= Patrick J. Boyle =

Canadian judge

The Honourable Patrick J. Boyle is a former justice of the Tax Court of Canada. He was appointed to the court in 2007 and served until his retirement in 2024. He served as acting associate chief justice following the 2021 retirement of Associate Chief Justice Lucie LaMarre until the December 2023 appointment of Associate Chief Justice Anick Pelletier. He was a member of the court’s Rules Committee and chaired its Judicial Education Committee. In 2014, Justice Boyle was named by Euromoney's ITR International Tax Review as one of the 25 most influential people in the tax world.

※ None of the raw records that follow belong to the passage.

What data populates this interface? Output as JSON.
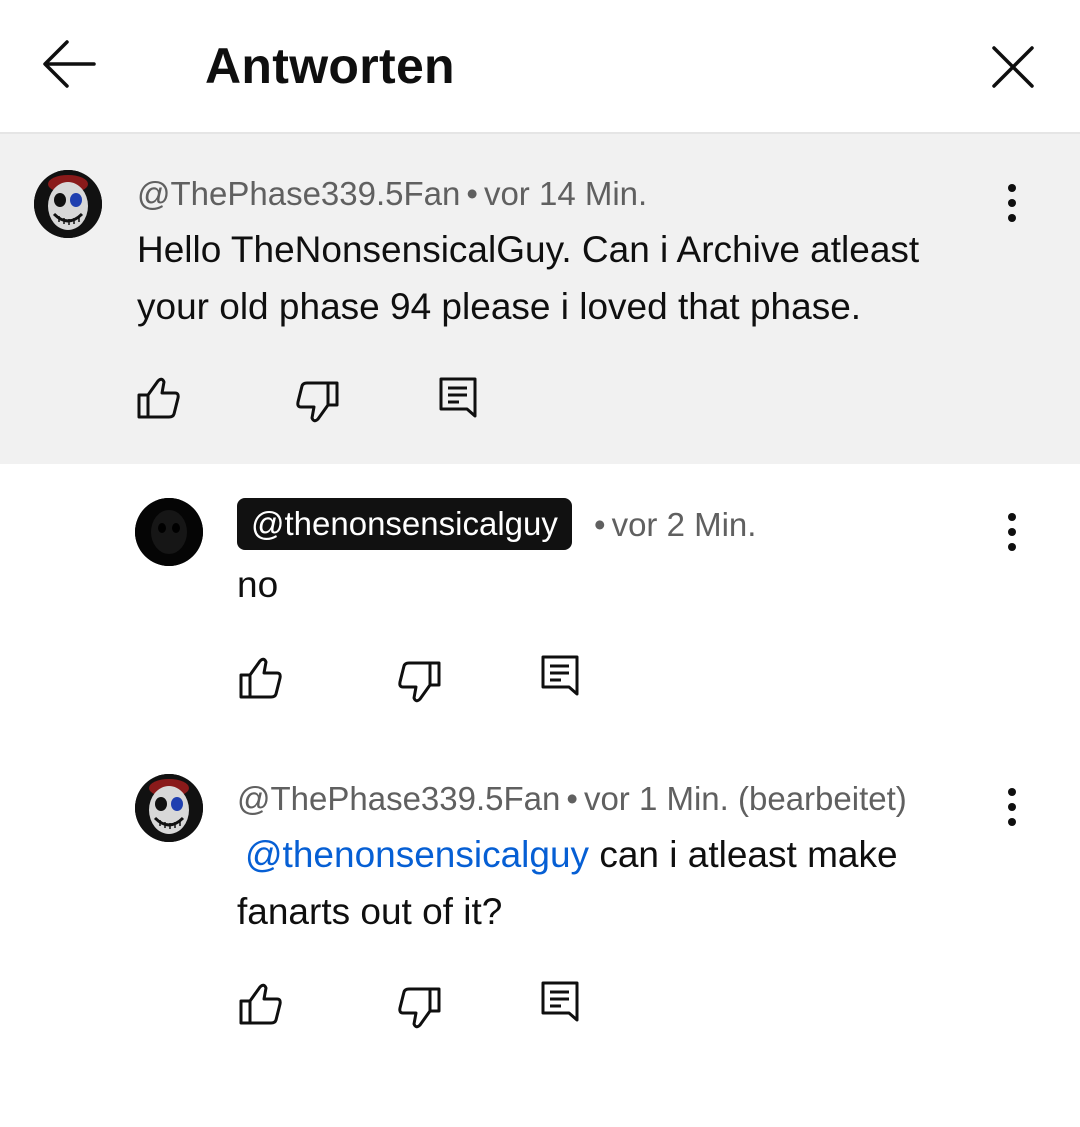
{
  "header": {
    "title": "Antworten",
    "back_icon": "arrow-left-icon",
    "close_icon": "close-icon"
  },
  "comments": [
    {
      "handle": "@ThePhase339.5Fan",
      "separator": "•",
      "time": "vor 14 Min.",
      "text": "Hello TheNonsensicalGuy. Can i Archive atleast your old phase 94 please i loved that phase.",
      "highlighted": true
    },
    {
      "handle": "@thenonsensicalguy",
      "separator": "•",
      "time": "vor 2 Min.",
      "text": "no",
      "is_channel_owner": true
    },
    {
      "handle": "@ThePhase339.5Fan",
      "separator": "•",
      "time": "vor 1 Min. (bearbeitet)",
      "mention": "@thenonsensicalguy",
      "text": "can i atleast make fanarts out of it?"
    }
  ],
  "icons": {
    "like": "thumbs-up-icon",
    "dislike": "thumbs-down-icon",
    "reply": "reply-comment-icon",
    "menu": "more-vert-icon"
  },
  "colors": {
    "highlight_bg": "#f1f1f1",
    "meta_text": "#606060",
    "mention_link": "#065fd4",
    "owner_chip_bg": "#111111"
  }
}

==Early life and education==
Justice Boyle was born in Victoria, B.C., and has lived in Ottawa, Quebec City, Chicago and Washington, D.C. He did his undergraduate studies in chemical engineering at University of Ottawa. He obtained his common Law degree at Osgoode Hall Law School (LL.B./JD 1980), and his Civil Law degree in French at University of Ottawa (LL.L summa cum laude, 2011). He was called to the Bar of Ontario in 1982 after articling at Gowling & Henderson in Ottawa.

==Law practice==
Boyle was associate and partner at Fraser Milner Casgrain (now Dentons) in Toronto from 1982 to 2007, and seconded to the Federal Departments of Justice and Finance from 2000 to 2002. His tax practice was focused on financial institutions and corporate transactions. He was an accomplished tax litigator and an expert on the regulation of charities in Canada.

Prior to his appointment, he taught advanced tax at University of Windsor Law School,
served as special advisor on tax policy to the Department of Finance, and was a member of the Canada Revenue Agency's (CRA) GAAR Committee and its Transfer Pricing Review Committee. Boyle was governor of a university college, and he volunteered in a general counsel role to one of Canada's largest charities. He was on the board of World Vision Canada.

==As judge==
At the time of his appointment after 25 years of practice, Boyle was vice-chair of the Canadian Bar Association's (CBA) National Tax Law Section, vice-chair of the CBA-CICA Joint Committee on Taxation, and on the editorial board of Wolters Kluwer's CCH Canadian Tax Reporter. He later remarked he found the position much less stressful than being a lawyer.

Justice Boyle has presented at numerous Canadian and international tax conferences, including conferences sponsored by the Canadian Tax Foundation, l’Association de Planification Fiscale et Financière, Tax Executives Institute, CRA, Department of Finance Canada, CBA, International Bar Association and the International Association of Tax Judges (IATJ). He was the Program Chair at the first two Assemblies of the IATJ in 2010 and 2011.

In one judgement, Boyle quoted Oscar Wilde on lying: "If a man is sufficiently unimaginative to produce evidence in support of a lie, he might just as well speak the truth at once". In another, he incorrectly attributed to Monty Python a skit that should have been attributed to Robin Williams.

==Retirement==
Since his retirement from the Court, the former Justice Boyle is Of Counsel with KPMG Law in its Tax Law and Tax Litigation & Dispute Resolution practices and continues to be actively involved in the Canadian tax community.